Morningstar stopped but did not turn to meet the reporter’s eyes.
“If you are a man of God-how can you leave that young child’s soul in danger, as you say?”
Morningstar’s eyes then met Trumbo’s-and there was ice in the connection. “That boy’s soul is lost, sonny. This is God’s business now.”
“But isn’t your business God’s business?”
The preacher stepped close-allowing Trumbo’s full appreciation of his larger stature. His voice remained low and even:
“Sonny, I hear the voice of God every day of my life. Sometimes every minute of every day. Sometimes I wish the Good Lord would shut the hell up and leave me alone. But I answer his call, and I do his bidding. It is my lot.”

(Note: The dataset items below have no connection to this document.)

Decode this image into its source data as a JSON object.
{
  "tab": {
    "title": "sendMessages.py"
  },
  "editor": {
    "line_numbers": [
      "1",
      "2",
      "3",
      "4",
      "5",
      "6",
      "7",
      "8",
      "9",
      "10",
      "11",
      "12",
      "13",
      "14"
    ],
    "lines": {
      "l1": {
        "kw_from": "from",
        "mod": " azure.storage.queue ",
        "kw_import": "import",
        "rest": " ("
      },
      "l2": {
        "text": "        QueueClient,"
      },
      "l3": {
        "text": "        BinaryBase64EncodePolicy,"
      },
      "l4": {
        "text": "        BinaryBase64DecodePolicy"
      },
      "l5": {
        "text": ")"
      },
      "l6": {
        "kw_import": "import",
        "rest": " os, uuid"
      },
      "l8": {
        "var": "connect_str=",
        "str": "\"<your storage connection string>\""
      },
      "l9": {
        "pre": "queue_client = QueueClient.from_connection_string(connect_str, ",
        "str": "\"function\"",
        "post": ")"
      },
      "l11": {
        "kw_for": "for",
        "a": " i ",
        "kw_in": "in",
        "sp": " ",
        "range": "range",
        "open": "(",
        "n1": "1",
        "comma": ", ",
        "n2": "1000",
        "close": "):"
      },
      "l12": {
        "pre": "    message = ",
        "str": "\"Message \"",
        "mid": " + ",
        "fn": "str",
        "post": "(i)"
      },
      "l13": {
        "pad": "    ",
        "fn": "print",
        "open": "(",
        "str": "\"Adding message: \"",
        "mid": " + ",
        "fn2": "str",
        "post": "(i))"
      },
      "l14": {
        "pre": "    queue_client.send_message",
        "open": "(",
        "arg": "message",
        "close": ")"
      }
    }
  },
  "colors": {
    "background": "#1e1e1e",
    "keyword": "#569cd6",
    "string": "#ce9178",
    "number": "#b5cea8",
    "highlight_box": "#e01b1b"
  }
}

An awkward pause balanced in midair between the two. After a few moments he continued:
“Sonny, listen to me. When I was in that place I did indeed hear the voice of Jesus Our Savior. Would you like to know what He said?”
Incredulous, Trumbo answered, “I would indeed.”
“The Good Lord said, ‘Get the fuck out of this house. Now.’ Print that in your damn paper.” He left without another word.
Finding himself unable to follow Father Morningstar’s sensible example, Trumbo walked back to the house on shaking legs-and entered on an appalling scene.